Like her counterparts who practice in court, Heath also often finds herself contending with clients who are reluctant to reveal everything they know about a matter. This can turn her title work into a fact-finding mission.

“People don’t always want to tell me everything up front,” she says. “They often hold something back for whatever reason. So, my first challenge is getting people to open up and talk with me.”

Heath says her second challenge is getting the person to listen to her without being defensive, as was the case with an individual seller who had a deed from a will that came out of her sister’s estate.

“She told me, ‘I received the property through my sister’s will. And it says I own the property.’ And I said, ‘You own your sister’s interest through the will. However, when your sister passed, she owned only 50% of the property. Your mother owned the other 50%, and when she passed 18 years ago, her will left it to her five children, two of which are dead. And their heirs will have to convey.”

Heath says the solution to every disagreement – and every properly completed, executed and recorded deed – is thorough research.

“I look very closely at deeds. But it’s still difficult to then say in a genteel way, ‘You own only your sister’s share, not the whole thing.’”

Lastly, there are times when Heath feels as though she’s carrying the weight of another person’s problems on her back – much like a criminal defense attorney whose client is facing imprisonment.

“This job comes with a lot of pressure because people have to live their life. They need to close because they have to move into another house, and they have to get everything done over the weekend because they can’t take time off work. There are so many pressures.”

Despite the complexities and rigors of Heath’s work, she says she enjoys what she does.

“I’ve done this since I graduated from law school. I like real estate because the answers are usually clear. But really, I just like dirt law.”

Although Heath was born in Miami, she considers herself a Chattanooga native because her family moved to the Scenic City when she was 3.

She attended undergraduate school at Hollins University in Roanoke, Virginia, before moving westward to earn her law degree at the University of Memphis College of Law.

Heath performed her first title searches while she was an undergraduate student. She then worked as a research assistant for the real property attorney professor at the University of Memphis, further paving the way for her life’s work.

Family brought Heath back to Chattanooga in 1987, where she dug into title work for a company with an office in The Maclellan. She also took cases in juvenile court during this stretch of time and later served as a magistrate setting bonds during the night shift at the Hamilton County Jail.

When the title company for which Heath was working relocated to Atlanta, she thought her title work days were over. Then her brother, Ray Fox, owner of First Title Insurance Company, asked her to join him.

“He wanted to retire, so he made me an offer I couldn’t refuse,” Heath recalls.

In 2014, Heath and attorney Jeremy Ames purchased First Title and the Broad Street building in which it now resides.

To cope with the stressors of not only being a title insurance agent but also a business owner, Health employs a three-pronged strategy.

First, she exercises, whether that involves riding her bicycle or some other physical activity. Next, she takes weekends off – when she can. Lastly, she travels with family and friends – again, when she can.

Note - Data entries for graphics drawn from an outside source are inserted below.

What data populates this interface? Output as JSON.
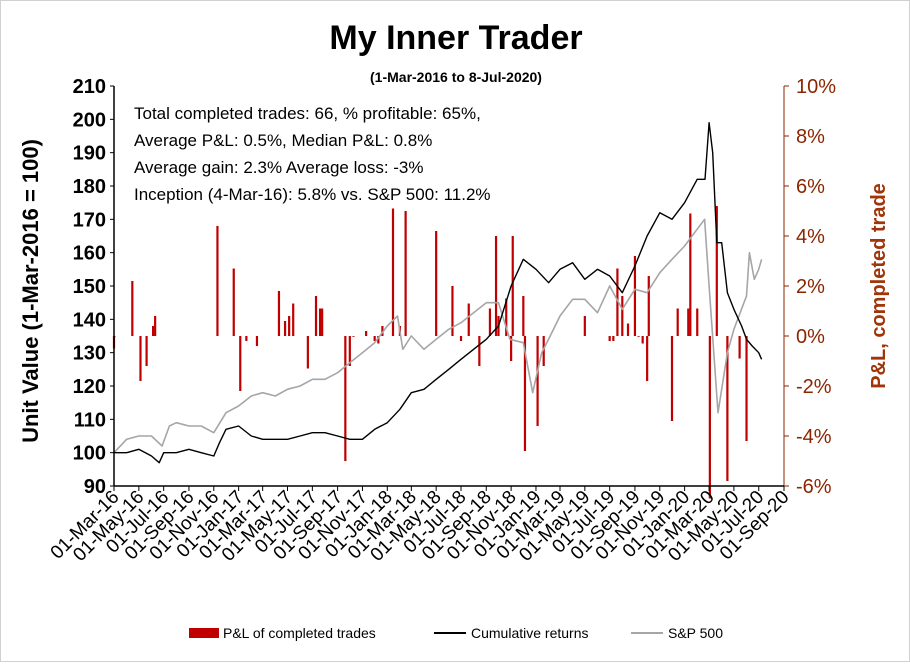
{
  "chart_data": {
    "type": "line",
    "title": "My Inner Trader",
    "subtitle": "(1-Mar-2016 to 8-Jul-2020)",
    "ylabel": "Unit Value (1-Mar-2016 = 100)",
    "ylabel_right": "P&L, completed trade",
    "ylim": [
      90,
      210
    ],
    "yticks": [
      "90",
      "100",
      "110",
      "120",
      "130",
      "140",
      "150",
      "160",
      "170",
      "180",
      "190",
      "200",
      "210"
    ],
    "ylim_right": [
      -0.06,
      0.1
    ],
    "yticks_right": [
      "-6%",
      "-4%",
      "-2%",
      "0%",
      "2%",
      "4%",
      "6%",
      "8%",
      "10%"
    ],
    "x_start": "2016-03-01",
    "x_end": "2020-09-01",
    "xticks": [
      "01-Mar-16",
      "01-May-16",
      "01-Jul-16",
      "01-Sep-16",
      "01-Nov-16",
      "01-Jan-17",
      "01-Mar-17",
      "01-May-17",
      "01-Jul-17",
      "01-Sep-17",
      "01-Nov-17",
      "01-Jan-18",
      "01-Mar-18",
      "01-May-18",
      "01-Jul-18",
      "01-Sep-18",
      "01-Nov-18",
      "01-Jan-19",
      "01-Mar-19",
      "01-May-19",
      "01-Jul-19",
      "01-Sep-19",
      "01-Nov-19",
      "01-Jan-20",
      "01-Mar-20",
      "01-May-20",
      "01-Jul-20",
      "01-Sep-20"
    ],
    "annotations": [
      "Total completed trades: 66, % profitable: 65%,",
      "Average P&L: 0.5%, Median P&L: 0.8%",
      "Average gain: 2.3% Average loss: -3%",
      "Inception (4-Mar-16): 5.8% vs. S&P 500: 11.2%"
    ],
    "legend": [
      "P&L of completed trades",
      "Cumulative returns",
      "S&P 500"
    ],
    "legend_position": "bottom",
    "colors": {
      "pl": "#c00000",
      "cumulative": "#000000",
      "sp500": "#a6a6a6",
      "right_axis": "#8b2500"
    },
    "series": [
      {
        "name": "Cumulative returns",
        "axis": "left",
        "points": [
          [
            "2016-03-01",
            100
          ],
          [
            "2016-04-01",
            100
          ],
          [
            "2016-05-01",
            101
          ],
          [
            "2016-06-01",
            99
          ],
          [
            "2016-06-20",
            97
          ],
          [
            "2016-07-01",
            100
          ],
          [
            "2016-08-01",
            100
          ],
          [
            "2016-09-01",
            101
          ],
          [
            "2016-10-01",
            100
          ],
          [
            "2016-11-01",
            99
          ],
          [
            "2016-11-15",
            103
          ],
          [
            "2016-12-01",
            107
          ],
          [
            "2017-01-01",
            108
          ],
          [
            "2017-02-01",
            105
          ],
          [
            "2017-03-01",
            104
          ],
          [
            "2017-04-01",
            104
          ],
          [
            "2017-05-01",
            104
          ],
          [
            "2017-06-01",
            105
          ],
          [
            "2017-07-01",
            106
          ],
          [
            "2017-08-01",
            106
          ],
          [
            "2017-09-01",
            105
          ],
          [
            "2017-10-01",
            104
          ],
          [
            "2017-11-01",
            104
          ],
          [
            "2017-12-01",
            107
          ],
          [
            "2018-01-01",
            109
          ],
          [
            "2018-02-01",
            113
          ],
          [
            "2018-03-01",
            118
          ],
          [
            "2018-04-01",
            119
          ],
          [
            "2018-05-01",
            122
          ],
          [
            "2018-06-01",
            125
          ],
          [
            "2018-07-01",
            128
          ],
          [
            "2018-08-01",
            131
          ],
          [
            "2018-09-01",
            134
          ],
          [
            "2018-10-01",
            138
          ],
          [
            "2018-11-01",
            150
          ],
          [
            "2018-12-01",
            158
          ],
          [
            "2019-01-01",
            155
          ],
          [
            "2019-02-01",
            151
          ],
          [
            "2019-03-01",
            155
          ],
          [
            "2019-04-01",
            157
          ],
          [
            "2019-05-01",
            152
          ],
          [
            "2019-06-01",
            155
          ],
          [
            "2019-07-01",
            153
          ],
          [
            "2019-08-01",
            148
          ],
          [
            "2019-09-01",
            156
          ],
          [
            "2019-10-01",
            165
          ],
          [
            "2019-11-01",
            172
          ],
          [
            "2019-12-01",
            170
          ],
          [
            "2020-01-01",
            175
          ],
          [
            "2020-02-01",
            182
          ],
          [
            "2020-02-20",
            182
          ],
          [
            "2020-03-01",
            199
          ],
          [
            "2020-03-10",
            190
          ],
          [
            "2020-03-20",
            163
          ],
          [
            "2020-04-01",
            163
          ],
          [
            "2020-04-15",
            148
          ],
          [
            "2020-05-01",
            143
          ],
          [
            "2020-05-20",
            138
          ],
          [
            "2020-06-01",
            134
          ],
          [
            "2020-06-15",
            132
          ],
          [
            "2020-07-01",
            130
          ],
          [
            "2020-07-08",
            128
          ]
        ]
      },
      {
        "name": "S&P 500",
        "axis": "left",
        "points": [
          [
            "2016-03-01",
            100
          ],
          [
            "2016-04-01",
            104
          ],
          [
            "2016-05-01",
            105
          ],
          [
            "2016-06-01",
            105
          ],
          [
            "2016-06-27",
            102
          ],
          [
            "2016-07-15",
            108
          ],
          [
            "2016-08-01",
            109
          ],
          [
            "2016-09-01",
            108
          ],
          [
            "2016-10-01",
            108
          ],
          [
            "2016-11-01",
            106
          ],
          [
            "2016-12-01",
            112
          ],
          [
            "2017-01-01",
            114
          ],
          [
            "2017-02-01",
            117
          ],
          [
            "2017-03-01",
            118
          ],
          [
            "2017-04-01",
            117
          ],
          [
            "2017-05-01",
            119
          ],
          [
            "2017-06-01",
            120
          ],
          [
            "2017-07-01",
            122
          ],
          [
            "2017-08-01",
            122
          ],
          [
            "2017-09-01",
            124
          ],
          [
            "2017-10-01",
            127
          ],
          [
            "2017-11-01",
            130
          ],
          [
            "2017-12-01",
            133
          ],
          [
            "2018-01-01",
            138
          ],
          [
            "2018-01-26",
            141
          ],
          [
            "2018-02-08",
            131
          ],
          [
            "2018-03-01",
            135
          ],
          [
            "2018-04-01",
            131
          ],
          [
            "2018-05-01",
            134
          ],
          [
            "2018-06-01",
            137
          ],
          [
            "2018-07-01",
            139
          ],
          [
            "2018-08-01",
            142
          ],
          [
            "2018-09-01",
            145
          ],
          [
            "2018-10-01",
            145
          ],
          [
            "2018-10-29",
            134
          ],
          [
            "2018-12-01",
            133
          ],
          [
            "2018-12-24",
            118
          ],
          [
            "2019-01-15",
            130
          ],
          [
            "2019-02-01",
            134
          ],
          [
            "2019-03-01",
            141
          ],
          [
            "2019-04-01",
            146
          ],
          [
            "2019-05-01",
            146
          ],
          [
            "2019-06-01",
            142
          ],
          [
            "2019-07-01",
            150
          ],
          [
            "2019-08-01",
            143
          ],
          [
            "2019-09-01",
            149
          ],
          [
            "2019-10-01",
            148
          ],
          [
            "2019-11-01",
            154
          ],
          [
            "2019-12-01",
            158
          ],
          [
            "2020-01-01",
            162
          ],
          [
            "2020-02-19",
            170
          ],
          [
            "2020-03-01",
            150
          ],
          [
            "2020-03-23",
            112
          ],
          [
            "2020-04-15",
            130
          ],
          [
            "2020-05-01",
            137
          ],
          [
            "2020-06-01",
            147
          ],
          [
            "2020-06-08",
            160
          ],
          [
            "2020-06-20",
            152
          ],
          [
            "2020-07-01",
            155
          ],
          [
            "2020-07-08",
            158
          ]
        ]
      },
      {
        "name": "P&L of completed trades",
        "axis": "right",
        "type": "bar",
        "points": [
          [
            "2016-03-01",
            -0.005
          ],
          [
            "2016-03-02",
            0.0
          ],
          [
            "2016-04-15",
            0.022
          ],
          [
            "2016-05-05",
            -0.018
          ],
          [
            "2016-05-20",
            -0.012
          ],
          [
            "2016-06-05",
            0.004
          ],
          [
            "2016-06-10",
            0.008
          ],
          [
            "2016-11-10",
            0.044
          ],
          [
            "2016-12-20",
            0.027
          ],
          [
            "2017-01-05",
            -0.022
          ],
          [
            "2017-01-20",
            -0.002
          ],
          [
            "2017-02-15",
            -0.004
          ],
          [
            "2017-04-10",
            0.018
          ],
          [
            "2017-04-25",
            0.006
          ],
          [
            "2017-05-05",
            0.008
          ],
          [
            "2017-05-15",
            0.013
          ],
          [
            "2017-06-20",
            -0.013
          ],
          [
            "2017-07-10",
            0.016
          ],
          [
            "2017-07-20",
            0.011
          ],
          [
            "2017-07-25",
            0.011
          ],
          [
            "2017-09-20",
            -0.05
          ],
          [
            "2017-10-01",
            -0.012
          ],
          [
            "2017-10-10",
            0.0
          ],
          [
            "2017-11-10",
            0.002
          ],
          [
            "2017-12-01",
            -0.002
          ],
          [
            "2017-12-10",
            -0.003
          ],
          [
            "2017-12-20",
            0.004
          ],
          [
            "2018-01-15",
            0.051
          ],
          [
            "2018-02-01",
            0.004
          ],
          [
            "2018-02-15",
            0.05
          ],
          [
            "2018-05-01",
            0.042
          ],
          [
            "2018-06-10",
            0.02
          ],
          [
            "2018-07-01",
            -0.002
          ],
          [
            "2018-07-20",
            0.013
          ],
          [
            "2018-08-15",
            -0.012
          ],
          [
            "2018-09-10",
            0.011
          ],
          [
            "2018-09-25",
            0.04
          ],
          [
            "2018-10-01",
            0.008
          ],
          [
            "2018-10-20",
            0.015
          ],
          [
            "2018-11-01",
            -0.01
          ],
          [
            "2018-11-05",
            0.04
          ],
          [
            "2018-12-01",
            0.016
          ],
          [
            "2018-12-05",
            -0.046
          ],
          [
            "2019-01-05",
            -0.036
          ],
          [
            "2019-01-20",
            -0.012
          ],
          [
            "2019-05-01",
            0.008
          ],
          [
            "2019-07-01",
            -0.002
          ],
          [
            "2019-07-10",
            -0.002
          ],
          [
            "2019-07-20",
            0.027
          ],
          [
            "2019-08-01",
            0.016
          ],
          [
            "2019-08-15",
            0.005
          ],
          [
            "2019-09-01",
            0.032
          ],
          [
            "2019-09-10",
            0.0
          ],
          [
            "2019-09-20",
            -0.003
          ],
          [
            "2019-10-01",
            -0.018
          ],
          [
            "2019-10-05",
            0.024
          ],
          [
            "2019-12-01",
            -0.034
          ],
          [
            "2019-12-15",
            0.011
          ],
          [
            "2020-01-10",
            0.011
          ],
          [
            "2020-01-15",
            0.049
          ],
          [
            "2020-02-01",
            0.011
          ],
          [
            "2020-03-03",
            -0.065
          ],
          [
            "2020-03-20",
            0.052
          ],
          [
            "2020-04-15",
            -0.058
          ],
          [
            "2020-05-15",
            -0.009
          ],
          [
            "2020-06-01",
            -0.042
          ]
        ]
      }
    ]
  }
}
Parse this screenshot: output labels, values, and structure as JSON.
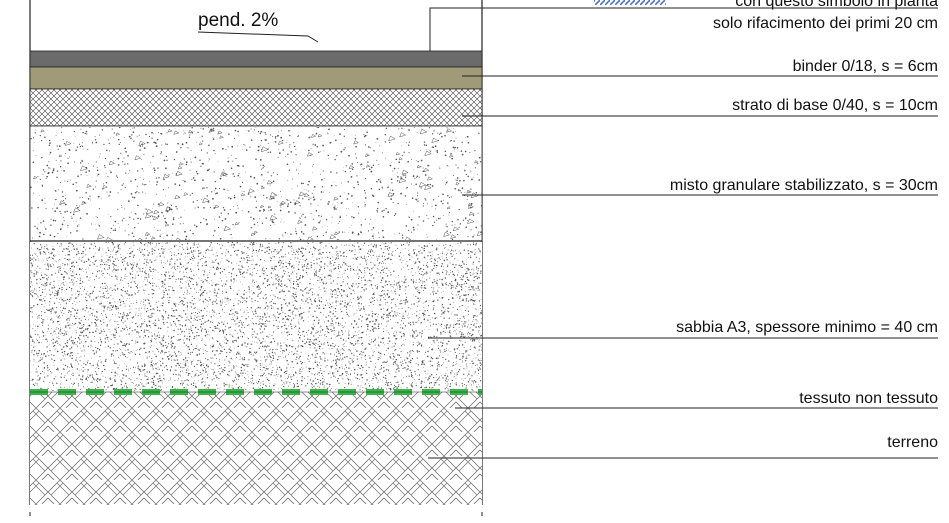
{
  "slope_label": "pend. 2%",
  "legend": {
    "symbol_caption": "con questo simbolo in pianta",
    "note": "solo rifacimento dei primi 20 cm",
    "symbol_color": "#4a6fd4"
  },
  "layers": [
    {
      "id": "usura",
      "label": "",
      "fill": "#6b6b6b"
    },
    {
      "id": "binder",
      "label": "binder 0/18, s = 6cm",
      "fill": "#a09a78"
    },
    {
      "id": "base",
      "label": "strato di base 0/40, s = 10cm",
      "fill": "crosshatch"
    },
    {
      "id": "misto",
      "label": "misto granulare stabilizzato, s = 30cm",
      "fill": "sparse-dots"
    },
    {
      "id": "sabbia",
      "label": "sabbia A3, spessore minimo = 40 cm",
      "fill": "dense-dots"
    },
    {
      "id": "tnt",
      "label": "tessuto non tessuto",
      "fill": "#3bb54a"
    },
    {
      "id": "terreno",
      "label": "terreno",
      "fill": "herringbone"
    }
  ]
}
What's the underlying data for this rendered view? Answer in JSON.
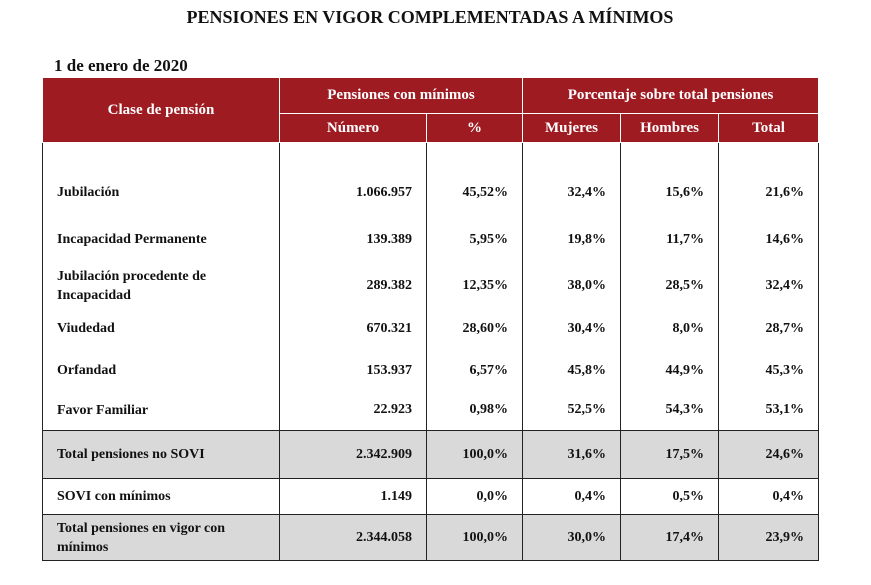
{
  "title": "PENSIONES EN VIGOR COMPLEMENTADAS A MÍNIMOS",
  "subtitle": "1 de enero de 2020",
  "header": {
    "clase": "Clase de pensión",
    "group1": "Pensiones con mínimos",
    "group2": "Porcentaje sobre total pensiones",
    "numero": "Número",
    "pct": "%",
    "mujeres": "Mujeres",
    "hombres": "Hombres",
    "total": "Total"
  },
  "header_color": "#9E1B22",
  "rows": [
    {
      "label": "Jubilación",
      "numero": "1.066.957",
      "pct": "45,52%",
      "mujeres": "32,4%",
      "hombres": "15,6%",
      "total": "21,6%"
    },
    {
      "label": "Incapacidad Permanente",
      "numero": "139.389",
      "pct": "5,95%",
      "mujeres": "19,8%",
      "hombres": "11,7%",
      "total": "14,6%"
    },
    {
      "label": "Jubilación procedente de Incapacidad",
      "numero": "289.382",
      "pct": "12,35%",
      "mujeres": "38,0%",
      "hombres": "28,5%",
      "total": "32,4%"
    },
    {
      "label": "Viudedad",
      "numero": "670.321",
      "pct": "28,60%",
      "mujeres": "30,4%",
      "hombres": "8,0%",
      "total": "28,7%"
    },
    {
      "label": "Orfandad",
      "numero": "153.937",
      "pct": "6,57%",
      "mujeres": "45,8%",
      "hombres": "44,9%",
      "total": "45,3%"
    },
    {
      "label": "Favor Familiar",
      "numero": "22.923",
      "pct": "0,98%",
      "mujeres": "52,5%",
      "hombres": "54,3%",
      "total": "53,1%"
    },
    {
      "label": "Total pensiones no SOVI",
      "numero": "2.342.909",
      "pct": "100,0%",
      "mujeres": "31,6%",
      "hombres": "17,5%",
      "total": "24,6%"
    },
    {
      "label": "SOVI con mínimos",
      "numero": "1.149",
      "pct": "0,0%",
      "mujeres": "0,4%",
      "hombres": "0,5%",
      "total": "0,4%"
    },
    {
      "label": "Total pensiones en vigor con mínimos",
      "numero": "2.344.058",
      "pct": "100,0%",
      "mujeres": "30,0%",
      "hombres": "17,4%",
      "total": "23,9%"
    }
  ]
}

Although Heath’s work never relents, she does make time to see her two sons, one of which lives in Germany and works as an archivist and the other of which lives in Nashville and is a chemical engineer.

“Visiting with family is a big part of my life and the best part of it,” she says. “I recently returned from London with my son who lives in Nashville.”

At the end of these much-needed and all-to-brief excursions, Heath’s work as a dirt lawyer is always waiting for her. It might not be what she once envisioned herself doing as she watched Perry Mason win hard-fought cases, but she’s glad she still fights for justice in her own way.